Chorus is testing Nokia's WPON. It's a wireless technology that connects the fibre network in a street to a home or business when a direct physical connection isn't practical.
Among other places WPON solves many of the problems with apartment buildings and other multiple dwelling units. It also bypasses obstacles like installing fibre along rights of way or getting past difficult neighbours. Chorus also sees it being used for places like business parks.
Nokia's WPON, or Wireless Passive Optical Networking, uses the WiGig standard. That's 802.11ad. The same technology is sometimes used to extend the performance of indoor Wi-Fi networks.

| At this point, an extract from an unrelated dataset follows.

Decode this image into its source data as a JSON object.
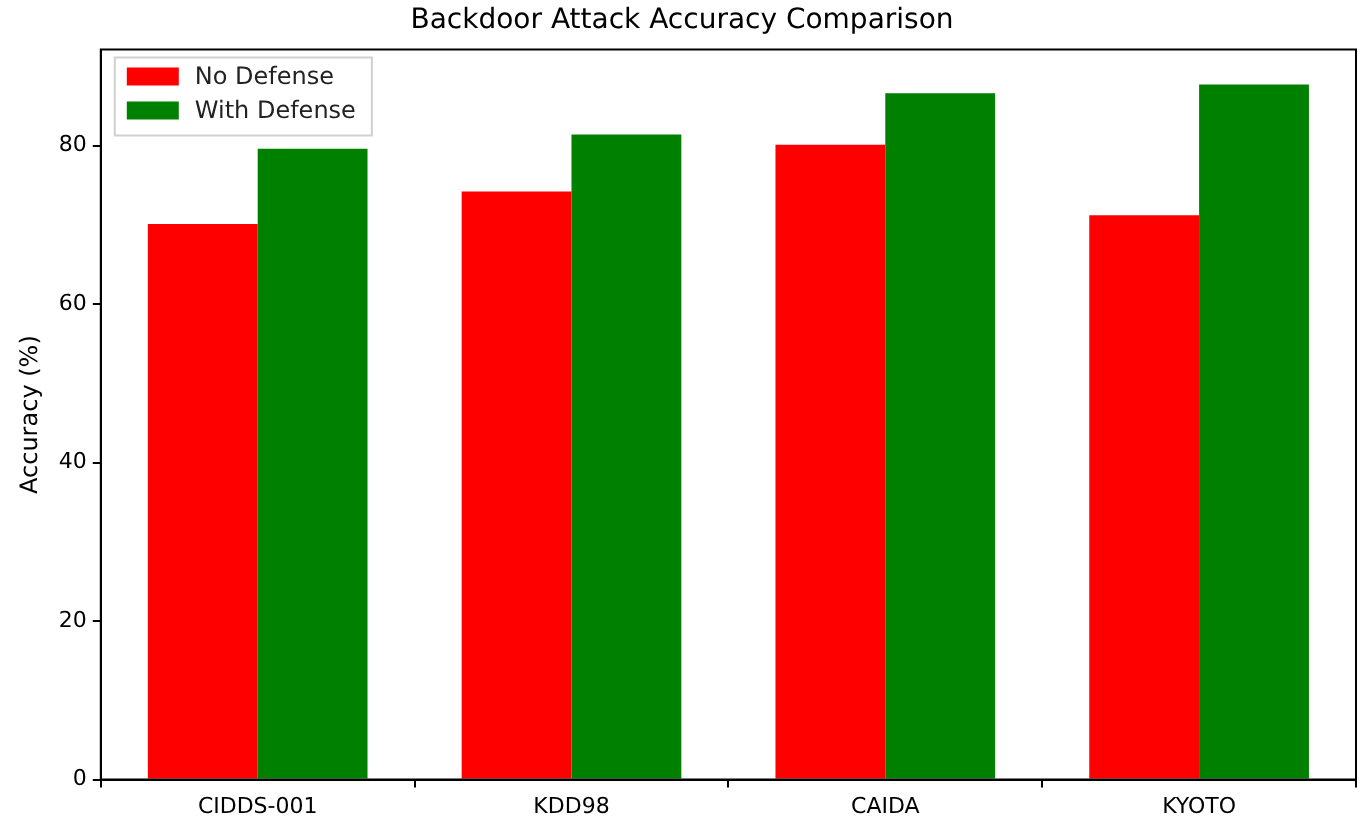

A WPON access point can be attached to an access point on an existing telephone pole or lamppost. This connects direct to the fibre running in the street. Customers need an outdoor antenna connected to their indoor router by an Ethernet cable.

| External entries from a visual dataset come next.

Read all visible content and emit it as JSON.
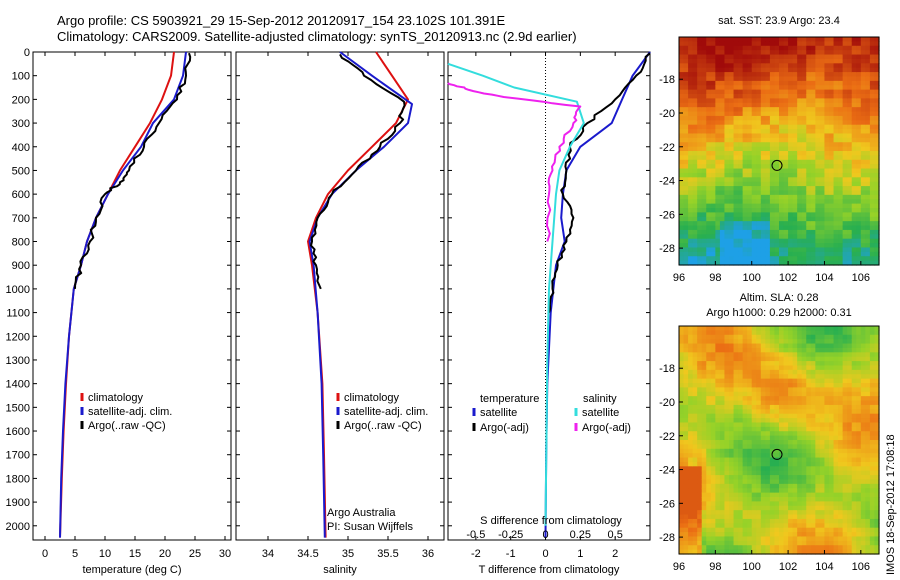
{
  "header": {
    "line1": "Argo profile: CS 5903921_29 15-Sep-2012 20120917_154 23.102S 101.391E",
    "line2": "Climatology: CARS2009. Satellite-adjusted climatology: synTS_20120913.nc (2.9d earlier)"
  },
  "side_label": "IMOS 18-Sep-2012 17:08:18",
  "colors": {
    "red": "#dd1111",
    "blue": "#1a1acc",
    "black": "#000000",
    "cyan": "#33dddd",
    "magenta": "#ee22ee"
  },
  "chart_data": [
    {
      "type": "line",
      "xlabel": "temperature (deg C)",
      "xlim": [
        -2,
        31
      ],
      "xticks": [
        0,
        5,
        10,
        15,
        20,
        25,
        30
      ],
      "ylim": [
        0,
        2060
      ],
      "yticks": [
        0,
        100,
        200,
        300,
        400,
        500,
        600,
        700,
        800,
        900,
        1000,
        1100,
        1200,
        1300,
        1400,
        1500,
        1600,
        1700,
        1800,
        1900,
        2000
      ],
      "legend": [
        "climatology",
        "satellite-adj. clim.",
        "Argo(..raw -QC)"
      ],
      "series": [
        {
          "name": "climatology",
          "color": "red",
          "x": [
            21.5,
            21,
            19.5,
            17.5,
            15,
            12.5,
            10.5,
            8.5,
            7,
            6,
            4.8,
            4,
            3.5,
            3.1,
            2.8,
            2.5
          ],
          "y": [
            0,
            100,
            200,
            300,
            400,
            500,
            600,
            700,
            800,
            900,
            1000,
            1200,
            1400,
            1600,
            1800,
            2050
          ]
        },
        {
          "name": "satellite-adj. clim.",
          "color": "blue",
          "x": [
            23.5,
            23,
            21.5,
            18,
            16,
            13,
            10.5,
            8.5,
            7,
            6,
            4.8,
            4,
            3.4,
            3,
            2.7,
            2.5
          ],
          "y": [
            0,
            100,
            200,
            300,
            400,
            500,
            600,
            700,
            800,
            900,
            1000,
            1200,
            1400,
            1600,
            1800,
            2050
          ]
        },
        {
          "name": "Argo(..raw -QC)",
          "color": "black",
          "x": [
            24,
            23.5,
            22,
            19,
            16.5,
            14,
            12.5,
            10,
            8.5,
            7.5,
            6,
            5
          ],
          "y": [
            5,
            100,
            200,
            300,
            400,
            500,
            550,
            600,
            700,
            800,
            900,
            1000
          ]
        }
      ]
    },
    {
      "type": "line",
      "xlabel": "salinity",
      "xlim": [
        33.6,
        36.2
      ],
      "xticks": [
        34,
        34.5,
        35,
        35.5,
        36
      ],
      "ylim": [
        0,
        2060
      ],
      "legend": [
        "climatology",
        "satellite-adj. clim.",
        "Argo(..raw -QC)"
      ],
      "annotation": [
        "Argo Australia",
        "PI: Susan Wijffels"
      ],
      "series": [
        {
          "name": "climatology",
          "color": "red",
          "x": [
            35.35,
            35.55,
            35.75,
            35.6,
            35.3,
            35.0,
            34.75,
            34.6,
            34.5,
            34.55,
            34.62,
            34.68,
            34.7,
            34.72
          ],
          "y": [
            0,
            100,
            200,
            300,
            400,
            500,
            600,
            700,
            800,
            900,
            1100,
            1400,
            1700,
            2050
          ]
        },
        {
          "name": "satellite-adj. clim.",
          "color": "blue",
          "x": [
            34.9,
            35.3,
            35.8,
            35.75,
            35.45,
            35.1,
            34.8,
            34.62,
            34.52,
            34.57,
            34.62,
            34.67,
            34.69,
            34.71
          ],
          "y": [
            0,
            100,
            220,
            300,
            400,
            500,
            600,
            700,
            800,
            900,
            1100,
            1400,
            1700,
            2050
          ]
        },
        {
          "name": "Argo(..raw -QC)",
          "color": "black",
          "x": [
            34.9,
            35.2,
            35.7,
            35.65,
            35.4,
            35.1,
            34.8,
            34.62,
            34.55,
            34.6,
            34.66
          ],
          "y": [
            10,
            100,
            210,
            300,
            400,
            500,
            600,
            700,
            800,
            900,
            1000
          ]
        }
      ]
    },
    {
      "type": "line",
      "xlabel": "T difference from climatology",
      "xlabel_top": "S difference from climatology",
      "xlim": [
        -2.8,
        3
      ],
      "xticks": [
        -2,
        -1,
        0,
        1,
        2
      ],
      "xticks_top": [
        -0.5,
        -0.25,
        0,
        0.25,
        0.5
      ],
      "xtick_top_labels": [
        "-0.5",
        "-0.25",
        "0",
        "0.25",
        "0.5"
      ],
      "ylim": [
        0,
        2060
      ],
      "legend_titles": [
        "temperature",
        "salinity"
      ],
      "legend": [
        "satellite",
        "Argo(-adj)",
        "satellite",
        "Argo(-adj)"
      ],
      "series": [
        {
          "name": "temperature satellite",
          "color": "blue",
          "x": [
            3,
            2.5,
            2.2,
            1.9,
            1.0,
            0.6,
            0.5,
            0.45,
            0.55,
            0.3,
            0.15,
            0.05,
            0.02,
            0
          ],
          "y": [
            0,
            100,
            200,
            300,
            400,
            500,
            600,
            700,
            800,
            900,
            1100,
            1400,
            1700,
            2050
          ]
        },
        {
          "name": "temperature Argo(-adj)",
          "color": "black",
          "x": [
            3,
            2.6,
            2.0,
            1.2,
            0.7,
            0.6,
            0.5,
            0.8,
            0.6,
            0.35,
            0.2,
            0.1
          ],
          "y": [
            5,
            100,
            200,
            300,
            400,
            500,
            600,
            700,
            800,
            900,
            1000,
            1100
          ]
        },
        {
          "name": "salinity satellite",
          "color": "cyan",
          "x": [
            -3,
            -1.8,
            -0.9,
            0.9,
            1.1,
            0.7,
            0.4,
            0.3,
            0.2,
            0.1,
            0.05,
            0
          ],
          "y": [
            50,
            100,
            150,
            210,
            300,
            400,
            500,
            600,
            800,
            1000,
            1300,
            2000
          ]
        },
        {
          "name": "salinity Argo(-adj)",
          "color": "magenta",
          "x": [
            -3,
            -2.2,
            -1.2,
            1.0,
            0.8,
            0.4,
            0.2,
            0.1,
            0.05
          ],
          "y": [
            130,
            160,
            190,
            230,
            300,
            400,
            500,
            600,
            800
          ]
        }
      ]
    },
    {
      "type": "heatmap",
      "title": "sat. SST: 23.9  Argo: 23.4",
      "xlim": [
        96,
        107
      ],
      "ylim": [
        -29,
        -15.5
      ],
      "xticks": [
        96,
        98,
        100,
        102,
        104,
        106
      ],
      "yticks": [
        -18,
        -20,
        -22,
        -24,
        -26,
        -28
      ],
      "marker": {
        "lon": 101.391,
        "lat": -23.102
      }
    },
    {
      "type": "heatmap",
      "title": "Altim. SLA: 0.28",
      "subtitle": "Argo h1000: 0.29  h2000: 0.31",
      "xlim": [
        96,
        107
      ],
      "ylim": [
        -29,
        -15.5
      ],
      "xticks": [
        96,
        98,
        100,
        102,
        104,
        106
      ],
      "yticks": [
        -18,
        -20,
        -22,
        -24,
        -26,
        -28
      ],
      "marker": {
        "lon": 101.391,
        "lat": -23.102
      }
    }
  ]
}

The system uses unlicensed frequencies in the 60GHz spectrum. This is the mmWave or V band. Typically radio waves at these frequencies are absorbed by the air and can be subject to rain fade. They are often blocked by trees. While communications in this band are line of sight only, the distances are small, a few hundred metres at most which minimises the disruption from air or water molecules.
Chorus says that in testing, WPON manages a speed of around 1.6Gbps over 150m. The theoretical maximum speed is 3Gbps. In other words it can work with any exisiting UFB fibre plan although, as things stand, it is not suitable for the 10G service that is now being tested.
Ed Hyde, Chorus chief customer officer, says WPON is a useful tool in his company's toolbox and builds on other recent innovations such as 10Gbps services and lower price gigabit services.